The 7th World Social Forum (WSF) being held in Nairobi, Kenya under the theme "People’s Struggles, People’s Alternatives" has brought together activists, social movements, networks, coalitions and other progressive forces from Asia-Pacific, Latin America, the Caribbean, North America, Europe and all corners of Africa. This is the first time the forum is being held in Africa. This five-day forum of cultural renaissance and celebration involves panel discussions, workshops, symposia, processions and film nights.

Rallying under the call of "Another World Is Possible," the WSF aims to place social justice, international solidarity, gender equality, peace and defense of the environment on the agenda of the world’s peoples. The WSF also aims to collectively expand the democratic spaces of those seeking concrete, sustainable and progressive alternatives to imperialist globalization.

According to the organizers, the WSF is, to use a Kiswahili word, a global Jukwaa — in other words, an international platform. To quote from the Porto Alegre Charter it is "an open meeting place where groups and movements of civil society opposed to neo-liberalism and a world dominated by capital or by any form of imperialism, but engaged in building a planetary society centered on the human person, come together to pursue their thinking, to debate ideas democratically, formulate proposals, share their experiences freely and network for effective action."

The WSF Nairobi 2007 also aims to be an opportunity to showcase African social movements, Africa’s history of struggle against foreign domination, colonialism and neo-colonialism as well as Africa’s rich heritage of natural wealth, cultural, linguistic and ethnic diversity.

The forum opened on Jan. 20 with a peace march from Kibera, the largest slum settlement in Africa. The march was flagged off at the Kibera District Officer’s grounds by Zambia’s former president, Kenneth Kaunda. "We are aiming for a world in which all people, white and black, rich and poor, shall be seen equal in the eyes of God. A society in which man shall not be exploited by fellow men," said Kaunda.

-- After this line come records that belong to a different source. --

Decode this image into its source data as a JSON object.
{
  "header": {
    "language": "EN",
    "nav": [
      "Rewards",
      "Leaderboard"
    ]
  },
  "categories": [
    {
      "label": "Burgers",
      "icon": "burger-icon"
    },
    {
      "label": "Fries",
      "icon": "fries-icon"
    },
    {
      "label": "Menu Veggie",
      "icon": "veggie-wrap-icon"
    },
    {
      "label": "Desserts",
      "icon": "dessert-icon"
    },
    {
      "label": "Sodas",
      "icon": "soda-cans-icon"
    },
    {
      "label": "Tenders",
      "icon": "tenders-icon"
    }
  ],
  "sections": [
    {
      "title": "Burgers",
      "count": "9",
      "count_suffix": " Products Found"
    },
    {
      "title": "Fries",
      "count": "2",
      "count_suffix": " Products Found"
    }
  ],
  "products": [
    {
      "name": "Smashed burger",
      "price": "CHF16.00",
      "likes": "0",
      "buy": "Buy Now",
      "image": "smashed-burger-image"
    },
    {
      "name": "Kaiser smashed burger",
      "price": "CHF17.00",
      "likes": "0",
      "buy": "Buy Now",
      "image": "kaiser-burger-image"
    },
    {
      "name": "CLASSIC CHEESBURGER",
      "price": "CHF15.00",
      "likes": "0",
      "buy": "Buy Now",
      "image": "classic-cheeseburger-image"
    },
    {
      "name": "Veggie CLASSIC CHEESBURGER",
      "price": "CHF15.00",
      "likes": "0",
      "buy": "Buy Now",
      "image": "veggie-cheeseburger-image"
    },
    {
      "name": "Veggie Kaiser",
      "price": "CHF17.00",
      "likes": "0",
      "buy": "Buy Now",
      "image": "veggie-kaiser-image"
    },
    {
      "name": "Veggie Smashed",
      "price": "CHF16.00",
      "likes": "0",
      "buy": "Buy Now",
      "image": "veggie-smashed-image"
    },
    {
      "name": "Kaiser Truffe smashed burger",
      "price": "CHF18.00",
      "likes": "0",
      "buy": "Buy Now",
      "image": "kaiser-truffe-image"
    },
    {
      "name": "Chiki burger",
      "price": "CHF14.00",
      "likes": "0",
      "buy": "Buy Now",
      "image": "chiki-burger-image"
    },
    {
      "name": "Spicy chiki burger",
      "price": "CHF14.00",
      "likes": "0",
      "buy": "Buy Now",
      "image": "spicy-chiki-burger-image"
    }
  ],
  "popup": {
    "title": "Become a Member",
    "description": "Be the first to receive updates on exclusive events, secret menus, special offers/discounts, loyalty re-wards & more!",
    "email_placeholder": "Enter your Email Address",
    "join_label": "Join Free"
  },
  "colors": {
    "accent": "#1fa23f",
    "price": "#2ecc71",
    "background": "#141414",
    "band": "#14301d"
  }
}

Italian peace organizations Tavolla de la Pace and Amani Onlus funded the peace march, which was co-ordinated by Africa Peace Point (APP), an umbrella organization of grassroots peace initiatives in Kenya and Koinonia Community, a lay Christian organization. APP drew on its extensive experience of organizing such events, especially the annual Nairobi International Peace Rally held to mark the U.N. International Day of Peace to literally deliver the slum dwellers to the opening ceremony at Nairobi’s Uhuru Park.

The forum organizers could not have chosen a better venue for the launch. Gripped by tensions ahead of this year’s general elections to be held in December, Kibera is set to benefit from the peace initiative.

The World Social Forum, taking place in Africa for the first time, is a forum that brings together activists, social movements, networks, coalitions and other progressive forces of cultural resistance and celebration. Key continental figures including South Africa’s Nobel peace laureate Archbishop Desmond Tutu are attending the forum.